D’autres solutions sont aussi sollicitées comme le décalage des fournées dans des créneaux entre 22 heures et 8 heures du matin. « On essaie de concentrer des cuissons. On cuit moins en journée, il n’y a donc plus de pain chaud à toute heure de la journée. On remet quand même un petit coup de chaud vers 11 heures et 17 heures. Avant on ne faisait pas trop attention, c’était le service client avant tout. Là on est devenu des pros de l’organisation en économie d’énergie. » Frédérique Watremet fondatrice du Macaron Bleu à Bezannes a choisi pour sa part de brider ses fours. « Notre four, acheté en 2021, a une puissance de 76 KW mais avec les augmentations de coûts, nous l’avons bridé à 49 KW. Et on ne chauffe pas toutes les lignes de cuisson en même temps. »

Tarif garanti minimum

Les augmentations des coûts des matières premières sont « la goutte d’eau qui fait déborder le vase », insiste pour sa part Dominique Hautem, président de la Capeb Marne et de la CMA Marne. En déplacement au Macaron Bleu, il est venu soutenir Frédérique Watremet. Celle-ci a ouvert sa boutique en 2012 et doit faire face à une augmentation globale de ses coûts, sur l’année 2022, de 150 000 euros : « Les salaires ont augmenté de 10% ce qui correspond à une hausse de 50 000 euros. Ajouté à 90 000 euros en plus de matières premières et 14 000 euros de frais d’électricité, l’addition est salée. Jamais je ne pourrai compenser cette augmentation avec un chiffre d’affaires équivalent », explique-t-elle. Car la répercussion sur les prix n’est pas garante d’un renflouement de trésorerie.

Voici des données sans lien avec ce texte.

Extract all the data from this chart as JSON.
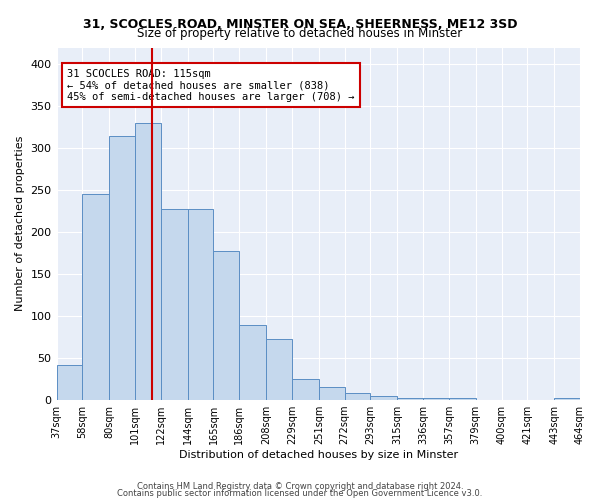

« En septembre, j’ai augmenté mes prix de 10% car je ne pouvais pas faire autrement. Et j’ai perdu 10% de ma clientèle. » C’est donc plutôt vers une redynamisation de son offre commerciale qu’elle compte se tourner pour augmenter son chiffre d’affaires : « Aujourd’hui, je ne faisais plus que de l’administratif, alors que moi, ce que j’aime faire c’est des gâteaux. Je vais donc embaucher quelqu’un uniquement pour cette partie afin de pouvoir me remettre en labo, à créer de nouvelles recettes mais aussi pour animer la boutique avec des offres et des actions commerciales. »

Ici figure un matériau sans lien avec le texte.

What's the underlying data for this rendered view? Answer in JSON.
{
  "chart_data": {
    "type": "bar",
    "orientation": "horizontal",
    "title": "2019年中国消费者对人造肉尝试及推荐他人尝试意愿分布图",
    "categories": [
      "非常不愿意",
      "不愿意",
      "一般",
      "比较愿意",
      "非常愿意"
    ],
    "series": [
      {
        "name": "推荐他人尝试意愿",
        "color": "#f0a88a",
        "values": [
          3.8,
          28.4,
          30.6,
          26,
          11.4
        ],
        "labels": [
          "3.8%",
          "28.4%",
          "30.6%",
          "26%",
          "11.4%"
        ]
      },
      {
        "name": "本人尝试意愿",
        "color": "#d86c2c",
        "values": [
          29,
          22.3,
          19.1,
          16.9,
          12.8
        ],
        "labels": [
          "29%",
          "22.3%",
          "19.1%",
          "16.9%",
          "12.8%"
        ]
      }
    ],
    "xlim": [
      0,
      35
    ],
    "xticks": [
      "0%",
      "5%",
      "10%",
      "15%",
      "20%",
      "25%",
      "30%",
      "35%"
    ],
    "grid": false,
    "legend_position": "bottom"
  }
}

Depuis la libéralisation du marché de l’énergie en 2007, EDF n’est plus le seul fournisseur d’électricité en France. Au total, près de 40 fournisseurs sont actifs en 2023 (parmi lesquels, EDF, Engie, ou encore TotalEnergies). Les fournisseurs se sont exprimés sur le fait de s’engager à respecter un prix maximum. Ainsi EDF indique « se mobiliser et accompagner ses clients pendant la crise énergétique. Suite aux échanges avec le gouvernement, EDF proposera un tarif garanti maximum de l’électricité à 280 € /MWh en moyenne en 2023 à tous ses clients TPE qui ont renouvelé leur contrat de fourniture d’électricité à partir du second semestre 2022 et ne bénéficient pas du bouclier tarifaire. »

Par ailleurs, un numéro de téléphone est mis à la disposition de toutes les entreprises afin de répondre aux questions d’ordre général sur le dispositif d’aide Gaz et Électricité ou relatives aux modalités pratiques de dépôt d’une demande d’aide : 08 06 00 02 45.